All About Mountain Cycling Training
Mountain Cycling Training will require you to spend time on and off the bike. There is strength and endurance involved in climbing hills and doing sprints. You will also need to know how to handle off road conditions like descents and cornering through thick brush and forests, dealing with mud conditions and how to handle rocks and boulders. You will need to train yourself to rest and recover for the best benefits.
Training all of your muscles can be done by choosing to train on a variety of terrain. Shifting your weight and standing on your pedals requires strong hamstrings and gluts. Climbing hills will improve your aerobic endurance and flat roads will improve stamina. Make sure you get equal amounts of each type of terrain to train on.

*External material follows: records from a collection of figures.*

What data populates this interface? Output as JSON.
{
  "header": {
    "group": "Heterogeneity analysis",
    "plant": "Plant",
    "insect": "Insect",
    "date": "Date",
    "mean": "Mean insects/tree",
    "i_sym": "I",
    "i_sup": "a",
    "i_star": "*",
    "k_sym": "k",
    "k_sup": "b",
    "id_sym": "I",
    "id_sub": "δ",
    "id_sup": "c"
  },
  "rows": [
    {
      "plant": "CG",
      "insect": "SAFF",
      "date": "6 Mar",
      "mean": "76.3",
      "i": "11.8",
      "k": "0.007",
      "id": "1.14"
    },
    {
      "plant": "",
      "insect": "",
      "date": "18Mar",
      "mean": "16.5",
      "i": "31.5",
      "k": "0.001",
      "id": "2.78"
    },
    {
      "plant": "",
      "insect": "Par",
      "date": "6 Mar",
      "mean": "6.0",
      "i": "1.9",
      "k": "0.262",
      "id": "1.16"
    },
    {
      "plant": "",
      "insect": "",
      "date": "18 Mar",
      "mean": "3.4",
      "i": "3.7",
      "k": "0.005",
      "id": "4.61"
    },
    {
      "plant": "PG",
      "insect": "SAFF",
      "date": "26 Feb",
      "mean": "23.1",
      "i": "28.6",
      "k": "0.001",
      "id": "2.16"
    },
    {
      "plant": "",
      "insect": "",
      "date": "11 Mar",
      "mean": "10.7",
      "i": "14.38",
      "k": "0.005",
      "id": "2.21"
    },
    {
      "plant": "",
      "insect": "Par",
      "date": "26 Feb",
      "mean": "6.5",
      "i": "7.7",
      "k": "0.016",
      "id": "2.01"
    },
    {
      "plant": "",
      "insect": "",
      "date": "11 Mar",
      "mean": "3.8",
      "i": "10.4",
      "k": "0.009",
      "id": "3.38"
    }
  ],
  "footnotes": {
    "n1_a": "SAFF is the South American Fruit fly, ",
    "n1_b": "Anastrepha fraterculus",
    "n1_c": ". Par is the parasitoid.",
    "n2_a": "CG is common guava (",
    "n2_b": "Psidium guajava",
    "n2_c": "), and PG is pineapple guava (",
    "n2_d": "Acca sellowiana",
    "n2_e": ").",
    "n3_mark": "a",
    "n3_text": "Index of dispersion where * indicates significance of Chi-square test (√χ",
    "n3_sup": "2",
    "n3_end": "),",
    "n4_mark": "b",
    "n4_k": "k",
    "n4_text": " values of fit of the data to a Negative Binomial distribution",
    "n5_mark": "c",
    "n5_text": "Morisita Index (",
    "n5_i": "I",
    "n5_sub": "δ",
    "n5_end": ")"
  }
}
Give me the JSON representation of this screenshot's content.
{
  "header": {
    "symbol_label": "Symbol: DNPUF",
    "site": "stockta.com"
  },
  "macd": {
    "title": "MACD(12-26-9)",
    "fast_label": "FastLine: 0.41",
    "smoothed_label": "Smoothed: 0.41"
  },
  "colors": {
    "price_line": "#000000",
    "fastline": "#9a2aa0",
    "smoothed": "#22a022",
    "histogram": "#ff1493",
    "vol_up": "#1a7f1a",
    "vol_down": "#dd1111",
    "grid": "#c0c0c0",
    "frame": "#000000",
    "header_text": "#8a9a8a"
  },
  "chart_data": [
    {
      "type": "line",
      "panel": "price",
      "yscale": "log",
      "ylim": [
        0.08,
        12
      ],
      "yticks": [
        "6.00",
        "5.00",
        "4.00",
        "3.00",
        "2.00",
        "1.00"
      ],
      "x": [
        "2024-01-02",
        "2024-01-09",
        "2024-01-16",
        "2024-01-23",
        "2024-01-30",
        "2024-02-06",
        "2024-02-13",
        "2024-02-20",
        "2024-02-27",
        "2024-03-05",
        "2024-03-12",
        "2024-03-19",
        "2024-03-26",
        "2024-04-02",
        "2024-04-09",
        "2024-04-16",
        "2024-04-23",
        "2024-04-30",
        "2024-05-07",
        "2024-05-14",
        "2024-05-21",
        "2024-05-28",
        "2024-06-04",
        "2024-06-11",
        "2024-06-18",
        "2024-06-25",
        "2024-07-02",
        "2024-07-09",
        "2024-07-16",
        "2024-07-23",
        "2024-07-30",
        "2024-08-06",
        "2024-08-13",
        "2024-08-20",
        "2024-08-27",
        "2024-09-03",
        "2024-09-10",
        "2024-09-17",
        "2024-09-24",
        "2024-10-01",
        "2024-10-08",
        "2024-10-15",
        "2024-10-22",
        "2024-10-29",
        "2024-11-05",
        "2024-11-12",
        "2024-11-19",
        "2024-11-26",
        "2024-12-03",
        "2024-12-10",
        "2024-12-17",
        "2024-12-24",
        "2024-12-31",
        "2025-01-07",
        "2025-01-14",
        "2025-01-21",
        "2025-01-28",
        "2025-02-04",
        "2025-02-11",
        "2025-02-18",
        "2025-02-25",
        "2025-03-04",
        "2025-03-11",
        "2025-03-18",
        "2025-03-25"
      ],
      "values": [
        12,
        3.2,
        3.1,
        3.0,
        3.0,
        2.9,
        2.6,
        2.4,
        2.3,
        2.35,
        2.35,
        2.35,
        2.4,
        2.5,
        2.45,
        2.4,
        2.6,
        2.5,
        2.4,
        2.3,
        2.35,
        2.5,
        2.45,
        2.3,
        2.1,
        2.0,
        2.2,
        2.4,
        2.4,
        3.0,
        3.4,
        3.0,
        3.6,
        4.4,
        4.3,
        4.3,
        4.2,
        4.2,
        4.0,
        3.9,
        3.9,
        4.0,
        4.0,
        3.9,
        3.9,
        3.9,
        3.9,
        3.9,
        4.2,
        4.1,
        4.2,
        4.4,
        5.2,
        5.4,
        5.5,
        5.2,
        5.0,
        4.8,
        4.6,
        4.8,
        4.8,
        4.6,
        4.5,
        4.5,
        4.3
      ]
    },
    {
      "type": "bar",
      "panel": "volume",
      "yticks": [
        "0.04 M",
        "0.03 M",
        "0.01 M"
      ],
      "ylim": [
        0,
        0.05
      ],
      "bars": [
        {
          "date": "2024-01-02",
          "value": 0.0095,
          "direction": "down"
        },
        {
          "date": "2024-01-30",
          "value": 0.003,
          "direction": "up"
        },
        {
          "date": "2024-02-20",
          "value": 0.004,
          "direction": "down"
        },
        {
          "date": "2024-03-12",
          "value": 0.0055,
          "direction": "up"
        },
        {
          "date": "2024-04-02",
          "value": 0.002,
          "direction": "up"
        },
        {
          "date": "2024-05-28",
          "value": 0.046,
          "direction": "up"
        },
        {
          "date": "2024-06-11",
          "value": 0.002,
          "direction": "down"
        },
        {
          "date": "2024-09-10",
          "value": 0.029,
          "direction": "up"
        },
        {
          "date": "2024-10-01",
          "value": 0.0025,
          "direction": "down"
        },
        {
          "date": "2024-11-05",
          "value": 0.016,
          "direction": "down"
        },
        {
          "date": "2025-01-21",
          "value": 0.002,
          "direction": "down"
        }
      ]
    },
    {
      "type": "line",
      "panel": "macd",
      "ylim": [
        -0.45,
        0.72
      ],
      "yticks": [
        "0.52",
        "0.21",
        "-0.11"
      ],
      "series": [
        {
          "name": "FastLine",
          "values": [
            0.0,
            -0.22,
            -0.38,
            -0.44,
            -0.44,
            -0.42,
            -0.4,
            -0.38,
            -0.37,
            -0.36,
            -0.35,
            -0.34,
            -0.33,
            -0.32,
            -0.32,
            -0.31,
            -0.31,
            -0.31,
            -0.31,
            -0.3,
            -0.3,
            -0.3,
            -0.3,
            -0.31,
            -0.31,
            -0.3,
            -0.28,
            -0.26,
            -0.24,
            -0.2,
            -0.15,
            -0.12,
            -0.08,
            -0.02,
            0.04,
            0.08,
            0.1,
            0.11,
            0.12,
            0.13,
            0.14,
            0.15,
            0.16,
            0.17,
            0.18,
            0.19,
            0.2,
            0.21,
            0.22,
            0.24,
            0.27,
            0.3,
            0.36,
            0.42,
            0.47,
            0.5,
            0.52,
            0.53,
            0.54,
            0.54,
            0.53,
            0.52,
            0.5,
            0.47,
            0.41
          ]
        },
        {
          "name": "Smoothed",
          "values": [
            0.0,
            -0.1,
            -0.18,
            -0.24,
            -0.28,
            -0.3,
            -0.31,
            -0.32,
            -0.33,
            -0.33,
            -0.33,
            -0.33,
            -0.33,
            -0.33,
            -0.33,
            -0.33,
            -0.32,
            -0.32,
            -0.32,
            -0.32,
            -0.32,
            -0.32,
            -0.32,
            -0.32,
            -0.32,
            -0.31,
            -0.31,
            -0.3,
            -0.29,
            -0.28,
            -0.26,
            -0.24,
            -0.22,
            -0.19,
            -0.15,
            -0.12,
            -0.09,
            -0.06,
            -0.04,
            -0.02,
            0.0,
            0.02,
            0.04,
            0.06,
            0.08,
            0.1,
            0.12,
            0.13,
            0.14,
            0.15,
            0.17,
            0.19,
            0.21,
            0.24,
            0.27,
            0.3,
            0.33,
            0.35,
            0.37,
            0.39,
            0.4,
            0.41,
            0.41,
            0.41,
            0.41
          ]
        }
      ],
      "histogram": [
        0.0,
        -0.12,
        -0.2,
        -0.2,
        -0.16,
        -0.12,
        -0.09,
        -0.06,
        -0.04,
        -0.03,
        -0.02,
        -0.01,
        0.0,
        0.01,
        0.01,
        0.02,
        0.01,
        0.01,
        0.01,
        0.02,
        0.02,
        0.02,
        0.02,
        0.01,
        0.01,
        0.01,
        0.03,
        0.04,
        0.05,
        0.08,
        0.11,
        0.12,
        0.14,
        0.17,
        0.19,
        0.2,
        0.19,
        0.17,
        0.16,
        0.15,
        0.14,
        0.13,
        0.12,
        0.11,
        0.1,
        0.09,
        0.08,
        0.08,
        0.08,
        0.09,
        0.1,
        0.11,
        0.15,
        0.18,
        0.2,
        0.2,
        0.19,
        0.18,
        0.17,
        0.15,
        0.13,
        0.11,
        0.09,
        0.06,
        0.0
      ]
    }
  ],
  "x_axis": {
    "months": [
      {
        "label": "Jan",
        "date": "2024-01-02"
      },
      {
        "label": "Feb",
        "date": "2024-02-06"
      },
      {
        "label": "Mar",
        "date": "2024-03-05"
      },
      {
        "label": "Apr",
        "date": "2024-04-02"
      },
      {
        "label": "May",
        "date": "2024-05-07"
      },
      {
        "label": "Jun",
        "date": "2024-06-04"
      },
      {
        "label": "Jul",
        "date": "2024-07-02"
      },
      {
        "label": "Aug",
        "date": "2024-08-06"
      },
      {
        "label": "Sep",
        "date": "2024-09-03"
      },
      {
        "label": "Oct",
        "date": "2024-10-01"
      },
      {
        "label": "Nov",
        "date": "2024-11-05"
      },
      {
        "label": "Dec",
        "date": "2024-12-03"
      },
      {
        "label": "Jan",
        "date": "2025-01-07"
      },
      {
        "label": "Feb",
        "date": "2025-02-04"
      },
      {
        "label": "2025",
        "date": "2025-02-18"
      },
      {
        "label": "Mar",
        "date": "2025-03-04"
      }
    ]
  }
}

A heart monitor will measure your efforts. There are models made specifically for cycling that measure speed and distance in addition to calories burned and heart rate. You can compare information and get GPS functionality as well as power output.
Gradually increase the connective tissue and muscle temperature when you prepare for your training. This will prevent you from getting injured, having cramps and having a feeling of tightness. A 20 to 45 minute warm-up is recommended.
Focus on your workouts, train at 90 rpm for 5 to 10 minutes at low pedal resistance. Increase resistance after 10 minutes, breath and relax. Stretch your shoulders, lower back, calves, hamstrings, neck and quads when you dismount.
Weight lifting will help you to control your bike off road. Do squats, dead lifts and use a stability ball to make it a bit harder. Inverted rows, push-ups, bench presses and chin-ups are good exercises to do.
Prepare your body for the ride, three months before begin drink electrolytes when training. Two months before the ride pay attention to mental and physical fatigue and when it is likely to happen. At these points an electrolyte drink will stabilize blood sugar levels and provide amino acids. On hot days drink water every 35 to 40 minutes and on cool days every 45 minutes. One month before the ride take a balanced vitamin supplement and eat well-balanced meals including whole grains, vegetables and fresh fruit.
The day before the event eat plenty of carbs and a moderate amount of protein and fat. Foods that contain protein and fiber can bulk you up meaning extra pit stops. Drink enough fluids but not too much. On the day of the race have a bagel, toast or pancakes and allow two hours to digest. Coffee and tea are diuretics and will increase pit stops. Stay hydrated, drink a liter of water of electrolyte every hour, replenish carbs and avoid high fat, fiber and protein. Mountain Cycling Training is a full body workout that will help you win the race.